クレジット[35] は、 フリーソフトウェアの世界における通貨のようなものです。 プロジェクトに参加する動機が何であれ、 匿名や他人の名前で仕事をして喜んでいる開発者を私は知りません。 これには明確な理由があります。 プロジェクトで尊敬されているかどうかは、そこで行使できる影響力をも左右します。 そして、オープンソースプロジェクトに参加していることを履歴書で評価する経営者もいるので、 そのことが直接ではないにしろ開発者の市場価値に反映されるかもしれないからです。 もっと明確で、説得力のある理由がもう一つあります。人は他人から評価されたいですし、 無意識のうちに他人が自分の仕事をわかってくれる証を求めるからです。 よって、クレジットはプロジェクトに対するもっとも強い動機付けのひとつになります。 小さな貢献をプロジェクトが認めてくれると、 認められた人はもっと大きな貢献をするために戻ってくるのです。
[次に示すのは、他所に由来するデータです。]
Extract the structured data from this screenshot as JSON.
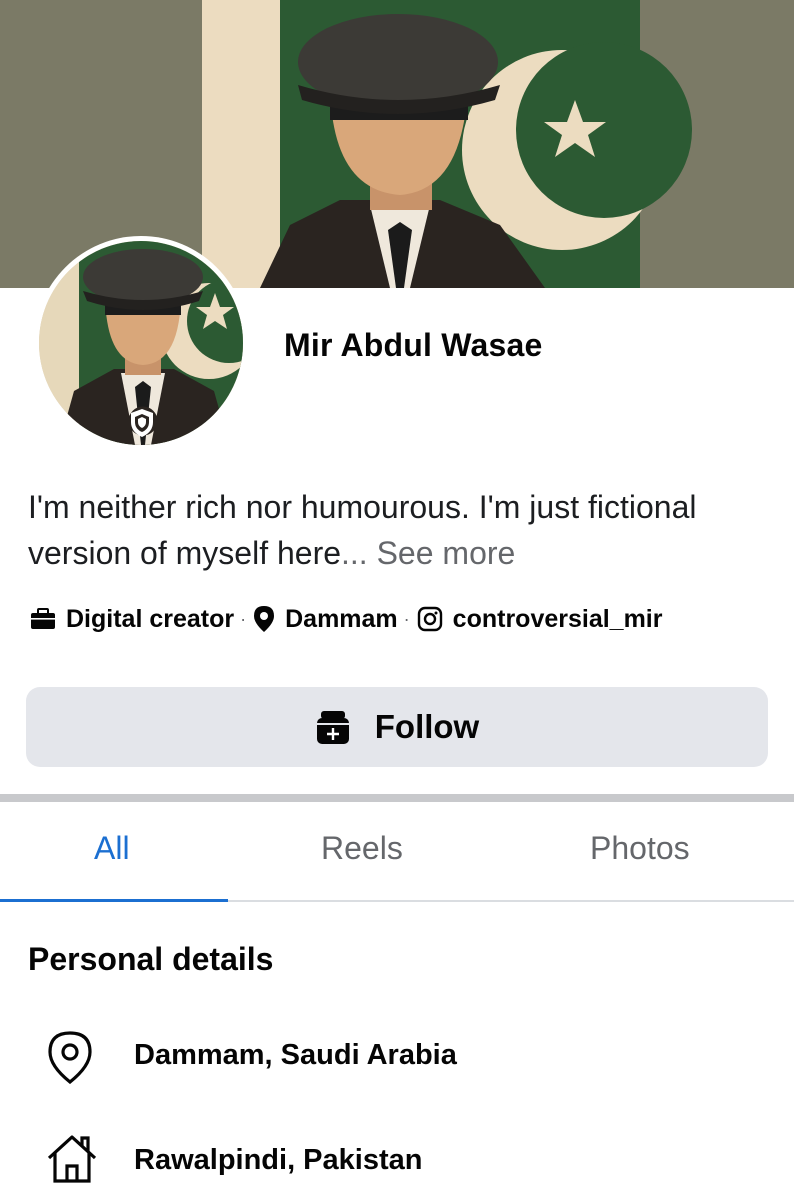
{
  "profile": {
    "name": "Mir Abdul Wasae",
    "bio": "I'm neither rich nor humourous. I'm just fictional version of myself here",
    "see_more": "... See more"
  },
  "meta": {
    "category": "Digital creator",
    "location": "Dammam",
    "instagram": "controversial_mir",
    "separator": "·"
  },
  "actions": {
    "follow_label": "Follow"
  },
  "tabs": [
    {
      "label": "All",
      "active": true
    },
    {
      "label": "Reels",
      "active": false
    },
    {
      "label": "Photos",
      "active": false
    }
  ],
  "personal_details": {
    "title": "Personal details",
    "items": [
      {
        "icon": "location-pin-icon",
        "text": "Dammam, Saudi Arabia"
      },
      {
        "icon": "home-icon",
        "text": "Rawalpindi, Pakistan"
      }
    ]
  },
  "colors": {
    "accent": "#1b6fd1",
    "button_bg": "#e4e6eb",
    "muted_text": "#65676b",
    "flag_green": "#2e5a33"
  },
  "icons": {
    "cover": "cover-photo",
    "avatar": "profile-avatar",
    "badge": "shield-badge-icon",
    "category": "briefcase-icon",
    "location": "location-pin-icon",
    "instagram": "instagram-icon",
    "follow": "add-follow-icon"
  }
}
共同で開発するソフトウェア(3章技術的な問題 を参照してください) が持つ重要な特徴のひとつとして、誰がいつ、 何をしたかを正確に記録していることがあげられます。 可能ならいつも、この記録をクレジットを適切に記す目的に使うようにしましょう。 そして、行った貢献の種類を明確にしておきましょう。 "ありがとう、J. Random <jrandom@example.com>" のような書き方はせず、 "バグ報告と再現手順を教えてくれた J. Random <jrandom@example.com>、 ありがとう" と記すようにします。

Subversion プロジェクトでは、記録されているバグ報告や、 記録がなくてもコミットログに残っている報告者にクレジットを与えるやり方について、 非公式ですが一貫したポリシーがあります。 リビジョン 14525 までの Subversion のコミットログをざっと調査したところ、 10%のコミットに対して名前と電子メールアドレスを記録するクレジットを与えていました。 クレジットを与えられたのは、バグを報告したり、 そのコミットで修正されたバグを分析したりした人であるのが普通です。 クレジットを貰う人たちは、実際にコミットを行った開発者とは違いますし、 開発者の名前はいつも自動的にバージョン管理システムに記録されていることに注意してください。 Subversion プロジェクトでは、80数人のコミッターのうち55人が、 自身がコミッターになる前に(通常は複数回)コミットログでクレジットを貰っていました。 クレジットを貰うことが、 継続して開発に参加してくれることを保証してくれるわけではもちろんありません。 しかし少なくとも、 プロジェクトが貢献を認めることを期待できる雰囲気を作り出すことはできます。

貢献に対してお礼をいうことと、特別なお礼は区別することが重要です。 特定のコードや、コード以外の貢献を議論するときは、それらの仕事に対して 感謝の意を示すとよいでしょう。たとえば、"我々が機能Xを実装できるのは、 ダニエルさんが最近してくれたデルタコードに対する修正のおかげだ" というと、 彼の仕事のどの修正について話しているかが同時にわかるようになります。 一方で、ダニエルに単にお礼を言う電子メールを出すだけでは、実際すぐに役に立ちません。 単に電子メールでお礼を言うだけでは、情報がなにもわかりません。 なぜなら、バージョン管理システムなどの仕組みが、 変更を行った事実を既に記録しているからです。 何に対してもお礼を述べてしまうと、人々の興味が分散してしまい、 最終的には価値がなくなってしまいます。なぜなら、 お礼は普段している前向きなコメントより目立つほど効果が大きいものだからです。 もちろん、これはお礼を述べていけないということではありません。 与えるクレジットが多すぎて洪水を起こさないようにしましょう。 以下に示す基準が役に立つでしょう。

「プロジェクトが個別の貢献を認めること」と、 「個別の貢献を賞賛して積み重ねず、集団全体で努力すること」はいつも対立するのが普通です。 この対立関係を理解し、集団の中で試行錯誤するようにすれば、 収拾がつかなくなることはないでしょう。